AIRLINES are currently facing the largest crisis since the beginning of their existence and remain unsure about how much a plane ticket will even cost in a post-Covid-19 future, their challenge is to respect social distancing albeit with a limited amount of cabin space.
Unequivocally all businesses have begun to think about their ability to adapt to the current climate due to the unprecedented consequences the coronavirus crisis has had on almost all industries. Companies must now envision what the ‘new normal’ will look like and how we will be able to live our lives within this new framework.
Until we develop the so-called herd immunity or find a drug or vaccine to make the health crisis more manageable, one of the biggest worries for the aviation industry is the fear that travellers will have when flying.
In the past 90 days, the coronavirus pandemic has reduced the number of commercial flights worldwide by a staggering 73 per cent. The only event to slightly shadow this magnitude of disruption is the eruption of the Icelandic Eyjafjallajökull volcano or the crisis following the 9/11 terrorist attacks.
However, Javier Gandara Martinez, the president of the Association of Airlines, points out that this context is even more unique because the coronavirus crisis does not affect the tourism and aviation industry alone, but rather has disrupted the entire global economy. He contends that “it is not unreasonable to say that we are facing the worst crisis ever in the [aviation] sector.”
Few can assuredly say when they will be catching a plane again or to what destination, as almost nobody knows what it will be like to fly, or even how much it will cost, during the post-crisis period. Deducing from pure logic, the first routes which become widely available again will be internal ones, not international flights. The latter will be much harder to predict as each country imposes its own regulations.
Gandara, who is also the CEO for easyJet for Spain, Portugal and the Netherlands, has also highlighted that we should not rule out the fact that some airports and countries will open before others. He also notes that travelling will no longer be a priority for some as the economic burden of the crisis will prioritise other issues such as educating or feeding your children.

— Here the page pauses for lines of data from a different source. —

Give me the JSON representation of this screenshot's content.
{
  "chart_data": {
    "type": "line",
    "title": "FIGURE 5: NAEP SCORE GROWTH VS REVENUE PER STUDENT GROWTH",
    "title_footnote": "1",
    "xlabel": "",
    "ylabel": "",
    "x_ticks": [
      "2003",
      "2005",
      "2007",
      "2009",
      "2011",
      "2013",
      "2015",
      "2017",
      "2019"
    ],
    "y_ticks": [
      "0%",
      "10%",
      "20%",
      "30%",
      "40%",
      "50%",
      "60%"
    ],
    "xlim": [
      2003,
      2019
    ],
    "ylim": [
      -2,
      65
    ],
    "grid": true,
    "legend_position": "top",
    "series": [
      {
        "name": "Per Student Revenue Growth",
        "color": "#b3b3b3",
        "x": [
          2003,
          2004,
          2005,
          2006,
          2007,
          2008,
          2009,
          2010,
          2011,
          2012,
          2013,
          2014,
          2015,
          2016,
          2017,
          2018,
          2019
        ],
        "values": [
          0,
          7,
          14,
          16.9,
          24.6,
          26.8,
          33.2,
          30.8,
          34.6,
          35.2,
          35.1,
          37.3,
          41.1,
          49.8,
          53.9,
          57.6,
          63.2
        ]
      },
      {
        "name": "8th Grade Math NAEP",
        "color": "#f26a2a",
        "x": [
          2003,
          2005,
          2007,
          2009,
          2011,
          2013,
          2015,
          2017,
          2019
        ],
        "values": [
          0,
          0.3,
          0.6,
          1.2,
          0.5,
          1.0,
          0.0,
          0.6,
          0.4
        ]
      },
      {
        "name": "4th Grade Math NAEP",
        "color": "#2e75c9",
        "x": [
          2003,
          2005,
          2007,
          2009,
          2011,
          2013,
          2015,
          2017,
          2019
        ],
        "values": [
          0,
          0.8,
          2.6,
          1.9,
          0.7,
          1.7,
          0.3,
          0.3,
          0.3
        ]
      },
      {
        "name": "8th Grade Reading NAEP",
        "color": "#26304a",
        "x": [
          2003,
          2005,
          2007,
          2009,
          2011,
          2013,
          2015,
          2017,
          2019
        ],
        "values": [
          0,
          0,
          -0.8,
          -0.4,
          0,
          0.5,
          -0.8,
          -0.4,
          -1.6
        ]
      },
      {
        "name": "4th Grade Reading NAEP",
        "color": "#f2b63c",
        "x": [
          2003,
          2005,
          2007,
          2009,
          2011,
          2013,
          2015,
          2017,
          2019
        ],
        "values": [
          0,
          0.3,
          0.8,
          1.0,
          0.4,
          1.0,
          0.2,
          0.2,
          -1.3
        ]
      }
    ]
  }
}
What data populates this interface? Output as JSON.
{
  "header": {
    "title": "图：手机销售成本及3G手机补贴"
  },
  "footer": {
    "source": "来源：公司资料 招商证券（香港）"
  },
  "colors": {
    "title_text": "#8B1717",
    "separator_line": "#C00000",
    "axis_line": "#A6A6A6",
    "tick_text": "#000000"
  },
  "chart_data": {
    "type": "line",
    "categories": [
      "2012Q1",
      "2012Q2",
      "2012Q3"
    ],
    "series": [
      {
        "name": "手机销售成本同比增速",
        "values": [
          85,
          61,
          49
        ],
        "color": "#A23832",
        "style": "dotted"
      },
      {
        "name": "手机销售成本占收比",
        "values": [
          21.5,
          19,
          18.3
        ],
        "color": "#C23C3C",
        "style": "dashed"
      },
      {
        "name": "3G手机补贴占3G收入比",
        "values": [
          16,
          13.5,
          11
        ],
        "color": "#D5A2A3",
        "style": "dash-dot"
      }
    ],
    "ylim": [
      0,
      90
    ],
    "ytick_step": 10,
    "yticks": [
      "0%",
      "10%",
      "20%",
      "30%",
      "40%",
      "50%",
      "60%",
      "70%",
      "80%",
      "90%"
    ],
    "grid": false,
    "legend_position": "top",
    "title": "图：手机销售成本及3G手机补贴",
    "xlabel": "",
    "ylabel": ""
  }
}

Social distancing must be respected within the cabins in order to regain the confidence of customers. The transition stage is still very much being debated and various parts of the world have advanced their opinions on how the sector should adjust.
An Italian design firm, Aviointeriors, has redesigned the model of seats in cabins which proposes to reverse the entire middle row and cover the gaps between the seats so that maximum space can be utilised. Therefore, all three passengers could be isolated from each other, this ingenious idea has been well received in the industry as it means the middle seat does not have to be disposed of. However, there are drawbacks such as the issue of children travelling with parents and how this would work.
The seating is not the only challenge these planes face, as going to the toilet is typically in a small confined space and people often come into contact with each other when waiting to use the bathroom.
Similarly, there must be precautions taken in the disembarking of passengers and some ideas have included a type of sanitary checkpoint just as you would have with a luggage security checkpoint. Checks in this area could consist of taking temperatures or coronavirus tests.
Another great unknown is the issue of prices; Ryanair CEO Michael O’Leary said a few days ago that he expects a sharp increase in demand when the restrictions end and “a price war” brewing between airlines, with all airlines prepared to ‘win’ at all costs.
He argues that, “It does not depend on whether the model is ‘low cost’ or not, although if you have a low-cost structure, that helps. We don’t set prices. They are set by the free interaction between supply and demand and right now, there is a lot of uncertainty, nobody knows” what demand or supply will realistically look like.
If an airplane has a capacity of 180 seats, of which it usually fills 160, if they prevent you from selling the central row you may be forced to reduce the passage by a third, to 120. “That may make you think that the price is going to rise but if there is no demand at that level and you can still only sell 30 seats then you will be forced to lower the cost, cause if you don’t you won’t sell them,” explains easyJet’s Gandara.